When Should CEOs Get the COVID-19 Vaccine?

They are essential to their stakeholders, but are they essential workers?

The priorities for now are very clear. With the early supply of the COVID-19 vaccine very limited in the coming weeks, a US government panel last week recommended that the nation’s 21 million healthcare workers—and 3 million residents of long-term care facilities—get top priority.

But by early next year, there likely will be multiple vaccines approved, and supplies will be less constrained. Public health experts will again determine which groups should be prioritized, and corporate experts are already quietly debating where CEOs might rank. It’s a debate they know could be explosive. “CEOs are operating in an increasingly transparent fishbowl,” says Richard Marshall, a Korn Ferry senior client partner and global managing director of the company’s Corporate Affairs Center of Expertise. “Every move is scrutinized, and optics matter as much as intent.”

Certainly, some CEOs, based on their age and health conditions, could be prime candidates to get the vaccine relatively early. According to Korn Ferry research, the average US CEO is 59 years old, about the age most public health officials say people become more vulnerable to the deadly virus. Companies have been sent reeling because their chief executives have gotten sick. At the same time, if CEOs get vaccinated, it could inspire employees to also get vaccinated.

But many worry that a CEO getting priority over employees might be a bigger risk to an organization than the CEO actually getting COVID-19. It could give the impression that junior-level employees don’t matter or feed into the perception that things are only fair for the well-off and powerful. “It is true that CEOs are important to the lives of thousands of employees, and in many cases millions of customers,” says Alan Guarino, a Korn Ferry vice chairman and coleader of the firm’s Board and CEO Services practice. “But using that criteria would always put them in some of type of elite category.

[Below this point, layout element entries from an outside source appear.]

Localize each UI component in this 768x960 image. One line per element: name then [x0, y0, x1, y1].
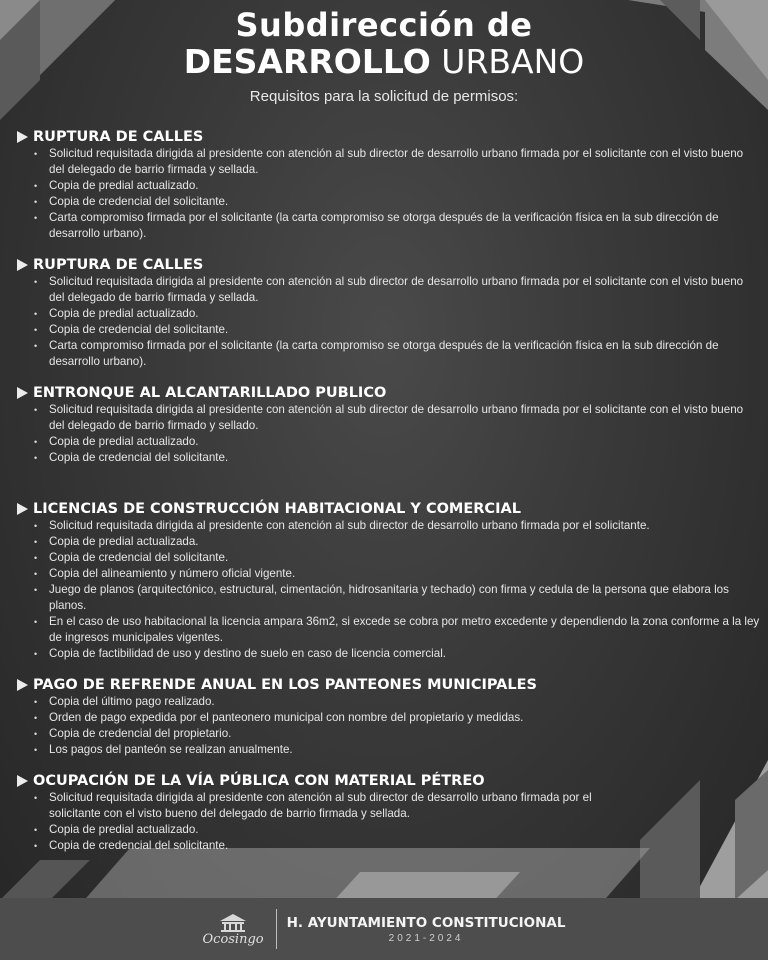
title-line-2	[0, 44, 768, 80]
section-items	[16, 402, 760, 466]
list-item: • En el caso de uso habitacional la licencia ampara 36m2, si excede se cobra por metro excedente y dependiendo la zona conforme a la ley de ingresos municipales vigentes.	[16, 614, 760, 646]
title-line-1: Subdirección de	[235, 6, 533, 44]
list-item: • Copia de predial actualizado.	[16, 822, 620, 838]
list-item: • Copia de factibilidad de uso y destino de suelo en caso de licencia comercial.	[16, 646, 760, 662]
arrow-right-icon	[17, 131, 28, 143]
section-items	[16, 274, 760, 370]
list-item: • Copia del alineamiento y número oficial vigente.	[16, 566, 760, 582]
list-item: • Copia de predial actualizado.	[16, 434, 760, 450]
section-items	[16, 518, 760, 662]
section-ocupacion-via-publica	[16, 772, 760, 854]
list-item: • Los pagos del panteón se realizan anualmente.	[16, 742, 760, 758]
section-title: RUPTURA DE CALLES	[33, 129, 204, 145]
list-item: • Solicitud requisitada dirigida al presidente con atención al sub director de desarrollo urbano firmada por el solicitante con el visto bueno del delegado de barrio firmado y sellado.	[16, 402, 760, 434]
title-light: URBANO	[441, 42, 585, 81]
arrow-right-icon	[17, 259, 28, 271]
section-items	[16, 146, 760, 242]
logo-text: Ocosingo	[202, 931, 264, 947]
footer-years: 2021-2024	[388, 932, 464, 944]
section-title: PAGO DE REFRENDE ANUAL EN LOS PANTEONES MUNICIPALES	[33, 677, 537, 693]
list-item: • Solicitud requisitada dirigida al presidente con atención al sub director de desarrollo urbano firmada por el solicitante con el visto bueno del delegado de barrio firmada y sellada.	[16, 146, 760, 178]
municipal-logo	[203, 912, 264, 947]
page-footer	[0, 898, 768, 960]
arrow-right-icon	[17, 387, 28, 399]
section-pago-refrende-panteones	[16, 676, 760, 758]
footer-title: H. AYUNTAMIENTO CONSTITUCIONAL	[286, 914, 566, 931]
arrow-right-icon	[17, 503, 28, 515]
list-item: • Copia de credencial del solicitante.	[16, 194, 760, 210]
section-ruptura-de-calles-2	[16, 256, 760, 370]
list-item: • Copia de predial actualizada.	[16, 534, 760, 550]
title-bold: DESARROLLO	[183, 42, 431, 81]
list-item: • Carta compromiso firmada por el solicitante (la carta compromiso se otorga después de la verificación física en la sub dirección de desarrollo urbano).	[16, 338, 760, 370]
list-item: • Copia del último pago realizado.	[16, 694, 760, 710]
section-title: ENTRONQUE AL ALCANTARILLADO PUBLICO	[33, 385, 387, 401]
section-title: LICENCIAS DE CONSTRUCCIÓN HABITACIONAL Y COMERCIAL	[33, 501, 521, 517]
list-item: • Copia de credencial del solicitante.	[16, 450, 760, 466]
list-item: • Copia de credencial del solicitante.	[16, 550, 760, 566]
footer-divider	[276, 909, 277, 949]
list-item: • Copia de credencial del solicitante.	[16, 838, 620, 854]
list-item: • Solicitud requisitada dirigida al presidente con atención al sub director de desarrollo urbano firmada por el solicitante con el visto bueno del delegado de barrio firmada y sellada.	[16, 790, 620, 822]
section-items	[16, 694, 760, 758]
building-icon	[216, 912, 250, 932]
list-item: • Copia de predial actualizado.	[16, 306, 760, 322]
section-title: OCUPACIÓN DE LA VÍA PÚBLICA CON MATERIAL PÉTREO	[33, 773, 485, 789]
list-item: • Carta compromiso firmada por el solicitante (la carta compromiso se otorga después de la verificación física en la sub dirección de desarrollo urbano).	[16, 210, 760, 242]
page-header	[0, 6, 768, 105]
section-items	[16, 790, 760, 854]
list-item: • Solicitud requisitada dirigida al presidente con atención al sub director de desarrollo urbano firmada por el solicitante.	[16, 518, 760, 534]
section-ruptura-de-calles-1	[16, 128, 760, 242]
footer-text	[287, 915, 566, 944]
section-entronque-alcantarillado	[16, 384, 760, 466]
list-item: • Solicitud requisitada dirigida al presidente con atención al sub director de desarrollo urbano firmada por el solicitante con el visto bueno del delegado de barrio firmada y sellada.	[16, 274, 760, 306]
list-item: • Copia de credencial del propietario.	[16, 726, 760, 742]
page-subtitle: Requisitos para la solicitud de permisos:	[249, 88, 519, 105]
section-title: RUPTURA DE CALLES	[33, 257, 204, 273]
list-item: • Juego de planos (arquitectónico, estructural, cimentación, hidrosanitaria y techado) con firma y cedula de la persona que elabora los planos.	[16, 582, 760, 614]
section-licencias-construccion	[16, 500, 760, 662]
list-item: • Copia de credencial del solicitante.	[16, 322, 760, 338]
list-item: • Orden de pago expedida por el panteonero municipal con nombre del propietario y medidas.	[16, 710, 760, 726]
requirements-list	[16, 128, 760, 868]
arrow-right-icon	[17, 775, 28, 787]
list-item: • Copia de predial actualizado.	[16, 178, 760, 194]
arrow-right-icon	[17, 679, 28, 691]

And that may not be best when setting a good leadership climate.”

The ultimate decision of who gets the vaccine first lies with individual states. Even if CEOs wind up in high-priority groups based on their age and health conditions, they might not want to be first in line, experts say. “At the end of the day, it’s like the military model where the troops eat before the officers,” says David Vied, global sector leader of Korn Ferry’s Medical Devices and Diagnostics practice.

Regardless of when CEOs get on the vaccine priority list, they face another quandary: how far to push their own employees to get vaccinated. In most cases, companies—and their leaders—may be able to require their employees to get vaccinated (though there are exceptions for religious objections and existing medical conditions that might make taking a vaccine harmful). However, experts have differing opinions on how vocal top leaders should be when encouraging their employees to get the vaccine, particularly because of how politically divisive everything around the coronavirus has become. “It’s tiptoeing a line,” says Dennis Carey, a Korn Ferry vice chairman and coleader of the firm’s Board and CEO Services practice.

In a major poll conducted between mid-October and November 1, a time when there was encouraging news about the success rate of vaccine trials, 58% of Americans said they would get a COVID-19 vaccine, up from a low of 50% in September. Nevertheless, 42% said they wouldn’t get vaccinated, even if the medicine was provided free of charge. Carey suggests that CEOs tell employees the choice to get vaccinated is a personal decision. “Encouraging people to take the vaccine—why take that step if it’s a landmine?” he says.